Moving Day
When I started this newsletter in the fall of 2022, I was fairly transparent about my goals. Rather than continue to pitch sluggish and non-paying journals, I wanted a place to test ideas and write more responsively. And if a generous core readership happened to be interested in contributing something to the cause of my subsistence, all the better. Writing is a lot of work, which nobody asked for, and I’m truly happy that it’s found a few of you along the way.
I’m sending this email to update you on my plans for this space. Starting this week, I’ve decided to migrate this newsletter to a new home, at www.recent-songs.com. My reasons are several; but let me say straightaway that for you, the subscriber, nothing will change. You will continue to receive the newsletter to your inbox as before; you will enjoy access to the same content, depending on whether your subscription is free or paid. The newsletter is now powered by Ghost, which uses the same billing service as Substack, and everything ought to continue uninterrupted. If you have any questions or concerns, please reach out to me directly.
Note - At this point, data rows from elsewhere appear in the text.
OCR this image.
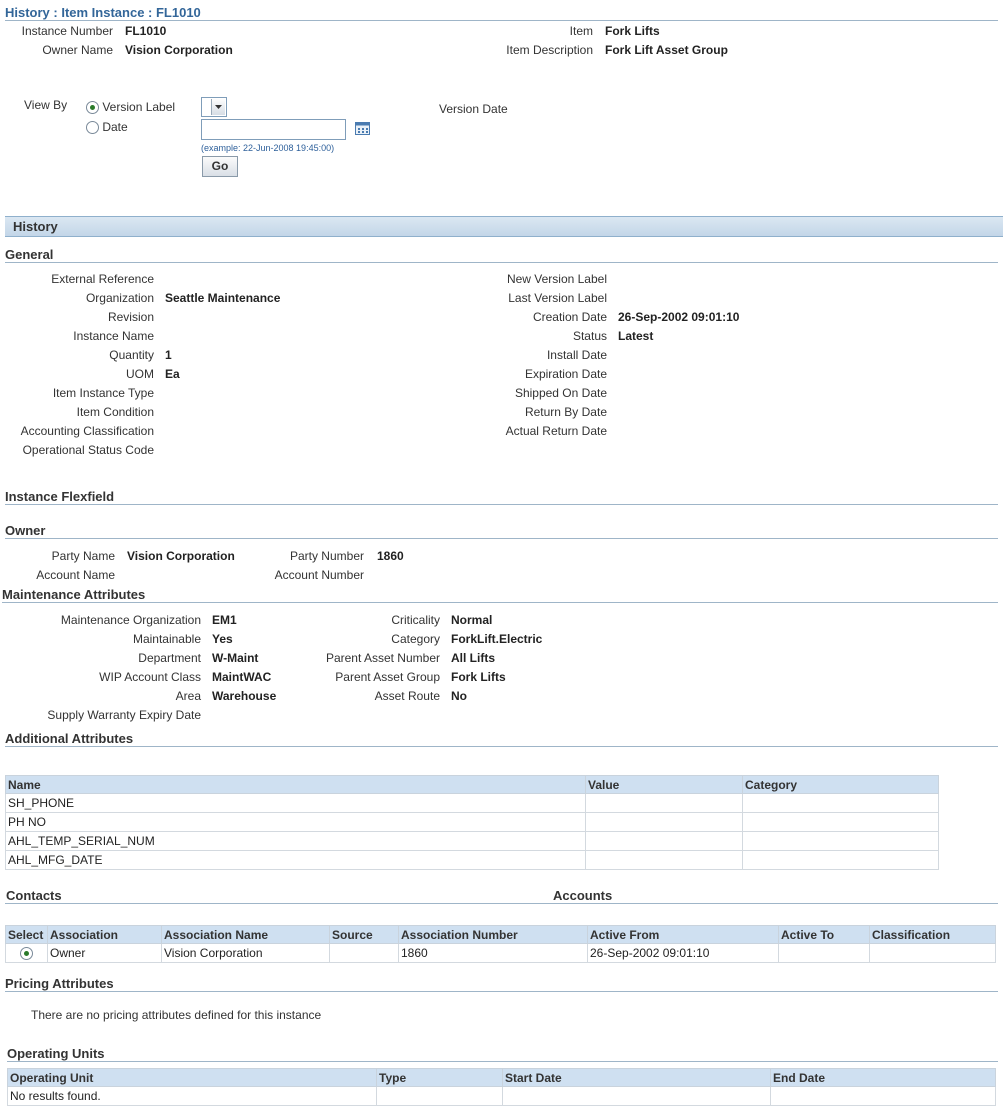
History : Item Instance : FL1010
Instance Number FL1010
Owner Name Vision Corporation
Item Fork Lifts
Item Description Fork Lift Asset Group
View By	Version Label
Date
(example: 22-Jun-2008 19:45:00)
Go
Version Date
History
General
External Reference
Organization Seattle Maintenance
Revision
Instance Name
Quantity 1
UOM Ea
Item Instance Type
Item Condition
Accounting Classification
Operational Status Code
New Version Label
Last Version Label
Creation Date 26-Sep-2002 09:01:10
Status Latest
Install Date
Expiration Date
Shipped On Date
Return By Date
Actual Return Date
Instance Flexfield
Owner
Party Name Vision Corporation
Account Name
Party Number 1860
Account Number
Maintenance Attributes
Maintenance Organization EM1
Maintainable Yes
Department W-Maint
WIP Account Class MaintWAC
Area Warehouse
Supply Warranty Expiry Date
Criticality Normal
Category ForkLift.Electric
Parent Asset Number All Lifts
Parent Asset Group Fork Lifts
Asset Route No
Additional Attributes
Name	Value	Category
SH_PHONE		
PH NO		
AHL_TEMP_SERIAL_NUM		
AHL_MFG_DATE		
Contacts	Accounts
Select	Association	Association Name	Source	Association Number	Active From	Active To	Classification
	Owner	Vision Corporation		1860	26-Sep-2002 09:01:10		
Pricing Attributes
There are no pricing attributes defined for this instance
Operating Units
Operating Unit	Type	Start Date	End Date
No results found.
Now to the reasons for this shift. It took me some time to find my footing with this format, in tone and topic alike. And while I realize that the newsletter is starting to look like an obituary column in light of endless bad news—RIP Damo Suzuki—I’m happy with the overall direction and want to focus on growing this project over the next year. There are a lot of things I’d like to write about in this medium, and if you’re still interested, the best thing that you can do to help me achieve this goal is to share and recommend this writing as it finds you. Maintaining my own domain means extra expense, so if you’re digging what I’m doing here, feel free to tell somebody.
Before pouring more work into the newsletter, however, I had to take stock of the pros and cons of continuing here. I like Substack: I find it to be user-friendly and legible. I’ve experienced community with interesting people on this site, and of course I’ll continue to read their work and be in touch. This page and what I’ve done so far will remain. But everybody here knows of the growing exodus, of both writers and readers, as Substack not only refuses to vet far-right content but courts and supports some truly repellent characters. Damon Krukowski would likely be the most sensible voice of concern among those who have stayed, and I’d recommend him on the topic.
Now, the most disturbing corners of Substack are only an online microcosm of a rapidly fascisizing society. X, formerly Twitter, is also overrun with would-be race scientists and obsequious Elon-ites. There isn’t any space online where the far-right isn’t amply represented. But on Substack, the fuckers make bank; that’s the business model. That said, the company has entered damage control mode, and has even removed several publications for “inciting violence” in the last month. This move follows the publication of a high-profile open letter from several hundred Substack authors, concerned with what Jonathan Katz has called the platform’s “Nazi problem.”
Regarding this letter, I want to add a point of qualification. Its signatories include writers whose politics I would also characterize as unconscionable; who themselves publish neo-Nazi apologia so long as it concerns NATO’s proxy militias; writers who openly cheer the genocide in Gaza; and so on. Surely neo-Nazis should be chased off of this platform, and from anywhere they gather. But there are lots of leering fascists on Substack who hold themselves apart from its contaminating culture, and the last straw for me arrives in an only apparently more respectable guise.
Substack has an equally compelling transphobia problem, and many of its best-read newsletters are from disgraced contrarians waging relentless war on queer and trans youth; bilious “truth-tellers” who have cultivated large, and lucrative, followings from their knee-jerk vendetta. Social killers who insist on staging endless referenda on the basic rights of trans people to healthcare and to public space. If we’re making historical analogies to Nazism, let’s not forget these creeps.
Once more, hatred proliferates on any platform; my friends here have no truck with it, I know. But when I saw what Substack’s own “Culture” tab was peddling to me yesterday, I reached a personal limit. Every corner of the internet is similarly beset; but I need to find a place to share my writing where it will never be cross-referenced with the projects of my lifelong enemies.
So we’re moving house. I’m sure you’ll understand; and if you keep writing here yourself, I’m equally sure that you’ll keep standing up to the losers and hacks as you encounter them. But after this week, you can find my content, and the archive, at www.recent-songs.com. Thank you again for your continued support.